Super-luminous Supernovae
Séminaire IPAG de Luc Dessart (Lagrange), jeudi 9 juin 2016 à 11h00, IRAM seminar room
In recent years, stellar explosions (or more generally supernovae, SNe), have become the focus of considerable interest in modern astrophysics. These short-lived phenomena reach extraordinary peak luminosities of 10^7 to 10^11 Lsun, making them excellent probes of the distant Universe. They represent the ultimate demise of different types of stars. The so-called SNe Ia, in part associated with the explosion of accreting white dwarfs at the Chandrasekhar mass, lead to the combustion, on a timescale of only one second, of up to a solar mass of carbon and oxygen into iron. Other SNe derive their energy not from combustion, but from the gravitational collapse of the degenerate iron core that eventually forms at the end of the life of most massive stars. At the origin of the densest astrophysical plasmas, these core-collapse SNe are associated with neutrino and, probably, gravitational-wave emission. They produce all stellar-mass compact objects and release the oxygen we breath. SNe are the fundamental driver of the chemical evolution of the Universe since the primordial Big Bang nucleosynthesis ended.
The broad interest in SNe has driven astronomers to design better strategies to detect transient phenomena. Wide-field deep high-cadence surveys are now routinely finding SNe out to a redshift of about one, in diverse environments, as well as detecting faint and fast transients not known before.

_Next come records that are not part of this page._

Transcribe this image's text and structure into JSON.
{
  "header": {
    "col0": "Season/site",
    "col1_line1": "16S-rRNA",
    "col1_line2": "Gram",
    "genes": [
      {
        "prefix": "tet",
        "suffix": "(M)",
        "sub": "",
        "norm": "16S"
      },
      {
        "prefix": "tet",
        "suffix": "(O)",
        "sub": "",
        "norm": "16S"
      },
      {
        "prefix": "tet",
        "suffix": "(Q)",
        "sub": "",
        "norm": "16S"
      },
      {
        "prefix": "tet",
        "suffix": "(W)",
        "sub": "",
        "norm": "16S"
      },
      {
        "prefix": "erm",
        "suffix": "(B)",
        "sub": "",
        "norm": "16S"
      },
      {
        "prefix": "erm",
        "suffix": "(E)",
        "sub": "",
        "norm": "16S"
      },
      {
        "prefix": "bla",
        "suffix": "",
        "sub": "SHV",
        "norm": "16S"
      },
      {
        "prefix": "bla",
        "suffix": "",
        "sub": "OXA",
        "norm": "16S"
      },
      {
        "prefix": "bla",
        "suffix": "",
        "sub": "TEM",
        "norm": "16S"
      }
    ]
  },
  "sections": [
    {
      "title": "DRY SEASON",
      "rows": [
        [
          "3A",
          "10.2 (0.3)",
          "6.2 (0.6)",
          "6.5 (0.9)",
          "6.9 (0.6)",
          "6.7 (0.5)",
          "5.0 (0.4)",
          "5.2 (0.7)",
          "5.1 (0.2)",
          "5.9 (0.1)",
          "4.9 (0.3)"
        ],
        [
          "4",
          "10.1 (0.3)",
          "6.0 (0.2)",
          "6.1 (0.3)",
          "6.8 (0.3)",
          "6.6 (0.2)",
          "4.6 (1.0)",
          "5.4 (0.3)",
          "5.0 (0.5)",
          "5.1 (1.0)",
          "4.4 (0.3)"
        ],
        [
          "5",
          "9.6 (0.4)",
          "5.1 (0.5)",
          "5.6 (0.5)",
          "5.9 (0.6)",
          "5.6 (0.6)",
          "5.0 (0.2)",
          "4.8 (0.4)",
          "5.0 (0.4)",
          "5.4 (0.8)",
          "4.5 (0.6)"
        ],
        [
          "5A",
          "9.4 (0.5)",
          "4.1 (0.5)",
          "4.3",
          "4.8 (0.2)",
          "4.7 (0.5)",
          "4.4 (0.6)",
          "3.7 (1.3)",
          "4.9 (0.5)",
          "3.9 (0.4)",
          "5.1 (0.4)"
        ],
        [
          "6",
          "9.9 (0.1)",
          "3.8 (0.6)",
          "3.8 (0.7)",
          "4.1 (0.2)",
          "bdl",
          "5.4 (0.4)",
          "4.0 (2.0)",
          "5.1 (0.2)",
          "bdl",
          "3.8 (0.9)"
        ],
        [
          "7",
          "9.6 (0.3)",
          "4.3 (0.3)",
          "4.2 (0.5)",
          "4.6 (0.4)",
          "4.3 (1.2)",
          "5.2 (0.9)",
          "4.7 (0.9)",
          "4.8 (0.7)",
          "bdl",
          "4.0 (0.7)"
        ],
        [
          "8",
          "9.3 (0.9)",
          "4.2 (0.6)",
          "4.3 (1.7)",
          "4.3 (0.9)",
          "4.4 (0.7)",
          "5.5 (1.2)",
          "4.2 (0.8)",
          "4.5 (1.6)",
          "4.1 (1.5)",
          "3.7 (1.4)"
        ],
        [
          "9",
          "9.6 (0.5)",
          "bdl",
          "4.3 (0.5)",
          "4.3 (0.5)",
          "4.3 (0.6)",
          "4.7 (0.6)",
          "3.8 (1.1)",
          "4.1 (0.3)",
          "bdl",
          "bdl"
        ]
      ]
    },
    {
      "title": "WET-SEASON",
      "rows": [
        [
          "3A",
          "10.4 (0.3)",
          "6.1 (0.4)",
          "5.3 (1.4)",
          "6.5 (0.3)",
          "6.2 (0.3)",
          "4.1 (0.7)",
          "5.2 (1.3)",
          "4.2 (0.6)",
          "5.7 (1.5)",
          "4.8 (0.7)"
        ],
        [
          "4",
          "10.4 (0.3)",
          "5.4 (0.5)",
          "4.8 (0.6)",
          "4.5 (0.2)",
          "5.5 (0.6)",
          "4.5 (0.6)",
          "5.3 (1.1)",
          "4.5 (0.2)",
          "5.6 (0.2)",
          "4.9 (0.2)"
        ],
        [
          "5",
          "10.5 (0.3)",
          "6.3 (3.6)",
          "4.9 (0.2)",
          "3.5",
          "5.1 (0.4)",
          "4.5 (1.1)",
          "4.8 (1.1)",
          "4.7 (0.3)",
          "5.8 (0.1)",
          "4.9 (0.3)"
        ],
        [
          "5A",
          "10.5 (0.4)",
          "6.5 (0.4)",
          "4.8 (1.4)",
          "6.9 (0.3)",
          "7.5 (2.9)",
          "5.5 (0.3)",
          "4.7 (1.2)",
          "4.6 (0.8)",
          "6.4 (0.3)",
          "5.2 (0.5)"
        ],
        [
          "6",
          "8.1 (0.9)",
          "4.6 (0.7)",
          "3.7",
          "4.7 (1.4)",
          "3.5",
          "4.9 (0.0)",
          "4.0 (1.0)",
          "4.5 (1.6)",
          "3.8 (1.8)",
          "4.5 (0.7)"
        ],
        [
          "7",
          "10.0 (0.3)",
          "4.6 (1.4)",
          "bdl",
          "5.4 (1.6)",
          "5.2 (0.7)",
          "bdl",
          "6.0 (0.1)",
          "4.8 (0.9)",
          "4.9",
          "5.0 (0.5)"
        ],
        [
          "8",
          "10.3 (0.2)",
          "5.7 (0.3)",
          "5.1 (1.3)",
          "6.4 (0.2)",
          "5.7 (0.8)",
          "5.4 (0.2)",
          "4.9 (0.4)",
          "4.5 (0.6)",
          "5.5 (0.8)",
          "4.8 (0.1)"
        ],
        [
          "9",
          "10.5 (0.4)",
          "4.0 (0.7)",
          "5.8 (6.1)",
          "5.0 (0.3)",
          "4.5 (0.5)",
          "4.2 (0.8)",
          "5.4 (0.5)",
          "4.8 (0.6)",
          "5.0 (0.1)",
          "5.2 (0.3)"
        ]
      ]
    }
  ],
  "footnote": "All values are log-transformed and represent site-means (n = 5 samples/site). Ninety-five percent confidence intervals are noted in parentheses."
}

In this talk, I will first review the properties of standard core-collapse SNe. I will then describe three types of super-luminous SNe associated with ejecta/circumstellar-medium interaction, pair-instability SNe, as well as magnetar-powered SNe. Although exotic and rare, these extraordinary events shed new perspectives on massive star mass loss and stability, the final fate of super-massive stars, as well as the physics of compact objects like magnetars.